A while ago you found me writing about the trials of wearing a sari, from mastering a simple stride to manoeuvring calls of nature.

I put the profundity of these challenges down to my own cultural incompetence. I am not a regular sari wearer.

However, bearing witness to an elaborate and colourful religious festival – Navratri – in Mauritius has taught me that even the most cultured of Asian ladies can face difficulties when wearing saris.

Tomorrow I fly back to the UK and return to the daily grind of life as a fashion consultant. OK, it’s not that much of a grind, but it’s a far cry away from holidaying on a tropical island. So yesterday I found myself on the beach for the last time. It was a blissfully relaxed afternoon spent lounging on the sand, splashing in the sea and skipping stones towards the sun.

Then, in the late of the afternoon, we heard the sound of drums nearing the bay. This is not unusual here. Mauritian beachgoers often break into spontaneous song and dance, usually of the ‘Sega’ variety - the catchy, folkloric style of local music. Dancing to these anthems traditionally involves wearing long flared skirts which can be swished around to the exotic beat.
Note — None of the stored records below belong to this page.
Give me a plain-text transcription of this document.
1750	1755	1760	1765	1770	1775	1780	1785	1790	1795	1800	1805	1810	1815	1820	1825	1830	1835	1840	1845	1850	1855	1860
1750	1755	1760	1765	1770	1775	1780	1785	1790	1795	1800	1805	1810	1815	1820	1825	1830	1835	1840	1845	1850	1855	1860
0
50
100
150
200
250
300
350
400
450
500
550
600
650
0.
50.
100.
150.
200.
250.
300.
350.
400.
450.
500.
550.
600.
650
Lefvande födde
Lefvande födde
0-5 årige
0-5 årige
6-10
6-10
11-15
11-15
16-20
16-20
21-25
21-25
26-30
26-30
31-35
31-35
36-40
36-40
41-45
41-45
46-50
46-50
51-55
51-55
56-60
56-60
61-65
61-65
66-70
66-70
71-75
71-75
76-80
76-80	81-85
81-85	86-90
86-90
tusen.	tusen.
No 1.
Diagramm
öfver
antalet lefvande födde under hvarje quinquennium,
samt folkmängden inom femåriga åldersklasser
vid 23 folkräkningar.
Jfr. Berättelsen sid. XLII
But that wasn’t the reason for the drumming. Instead the drummers were hailing the arrival of a life-sized statue of Durga, a Hindu goddess, being carried towards the water by splendidly clad worshippers, followed by a troupe of equally stylish men and women, all draped in their finery.

Filled with curiosity, I grabbed my camera and sprinted across the beach to get a better view. Everyone was cheering and dancing, throwing dyed powders over the statue. Suddenly the beach was awash with colour, creating quite a spectacular sight. The group moved towards the water, where two boats were waiting to take them out to sea, to release the statue as part of the festival ritual.

The hot afternoon sun beat down upon us. I was wearing a blue beaded bikini. The other ladies on the beach had more ambitious attire. All of them were wearing traditional costumes – stunning saris and shimmering trouser suits known here as ‘churidars’. Many of the men also wore intricately decorated clothing. It was all beautiful to look at but no doubt they were baking under all those layers.

Not to worry though, because they soon discovered a quick way to cool down as they all tried to board the boats.

Neither of them was particularly large or modern. They were basically small wooden crafts with motors attached haphazardly as ‘improvements’. There were no handy steps to help the women into the boats, not even a little jetty from which to jump. The best they could do was wade precariously into the waves (the tide was rising by now) and launch themselves, bottoms first, on to the side of the vessels. It was a scene worthy of the Titanic, conjuring images of high class passengers scrambling for the lifeboats. Thankfully they didn’t capsize (although one came quite close) and they all jetted off into the sunset.

But the memory of this, for me, has set a new peak for cultural conquests. Never again shall I complain of the hazards I face when wearing a sari.